Summer Breeze Posted July 16, 2013 Posted July 16, 2013 It wasn't the sex with us. We were intimate in a lot of ways. The sex was great but we had times when we hadn't seen each other for a few weeks and ended up sitting with some wine talking all night and falling asleep together. It was a part of our R but it didn't define it. 1
hippetyhop Posted July 16, 2013 Posted July 16, 2013 I am trying to go NC. (Like I have before - ha!) Final time we had contact he was very cold - but I guess that too is his way of dealing with it - and maybe he thinks it is the best way for me to move on from him. I don't know. (even though he always told me the situation was not fair on me and that we had just met at the wrong time) But he has left his most precious drums at my house.
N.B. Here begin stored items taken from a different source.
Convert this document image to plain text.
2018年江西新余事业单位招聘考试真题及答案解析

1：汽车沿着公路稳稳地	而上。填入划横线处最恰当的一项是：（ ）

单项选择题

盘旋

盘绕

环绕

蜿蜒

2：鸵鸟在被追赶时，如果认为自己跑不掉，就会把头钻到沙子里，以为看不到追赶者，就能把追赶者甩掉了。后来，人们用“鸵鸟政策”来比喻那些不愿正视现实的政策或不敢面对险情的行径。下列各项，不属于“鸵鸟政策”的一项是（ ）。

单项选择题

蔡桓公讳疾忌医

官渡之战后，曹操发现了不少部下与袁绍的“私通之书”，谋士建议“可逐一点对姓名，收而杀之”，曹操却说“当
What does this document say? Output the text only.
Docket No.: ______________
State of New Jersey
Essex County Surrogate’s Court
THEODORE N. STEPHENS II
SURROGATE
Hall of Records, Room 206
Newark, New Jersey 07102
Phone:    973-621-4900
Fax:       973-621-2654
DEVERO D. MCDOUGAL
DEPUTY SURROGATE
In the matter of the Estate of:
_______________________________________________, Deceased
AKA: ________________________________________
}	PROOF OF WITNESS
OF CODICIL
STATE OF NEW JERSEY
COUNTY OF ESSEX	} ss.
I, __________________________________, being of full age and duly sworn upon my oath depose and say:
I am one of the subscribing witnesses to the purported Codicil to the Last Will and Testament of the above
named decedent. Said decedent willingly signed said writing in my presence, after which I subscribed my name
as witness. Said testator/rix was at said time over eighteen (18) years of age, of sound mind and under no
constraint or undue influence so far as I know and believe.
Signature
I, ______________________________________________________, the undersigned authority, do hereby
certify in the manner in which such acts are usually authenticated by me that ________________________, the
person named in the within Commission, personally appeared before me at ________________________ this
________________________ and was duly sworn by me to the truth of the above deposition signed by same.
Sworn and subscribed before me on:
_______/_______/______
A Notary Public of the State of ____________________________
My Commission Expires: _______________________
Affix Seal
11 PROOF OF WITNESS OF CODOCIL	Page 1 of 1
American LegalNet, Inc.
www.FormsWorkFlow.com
He knows he could get a mutual friend to pick them up. But he hasn't. He goes away on Thursday for ten days. I am sure he wants to keep them at my place during that time. I do not want to start telling mutual friends the score (these mutual friends do know he is married and do know I was his girlfriend) We used to hang out all the time. They were his friends first, so I do not feel it is my position to say anything to them, that I have told him it is over. So I do not want to ask one of them to collect his stuff. These drums are too big for me to just carry out onto the street and I do not want to trash them or throw them in the rubbish. I am not that kind of person and to me that would feel vindictive. I dont really know what to do... Just give them to a mutual friend and have it be done and over with. It'll be best for you in the long run.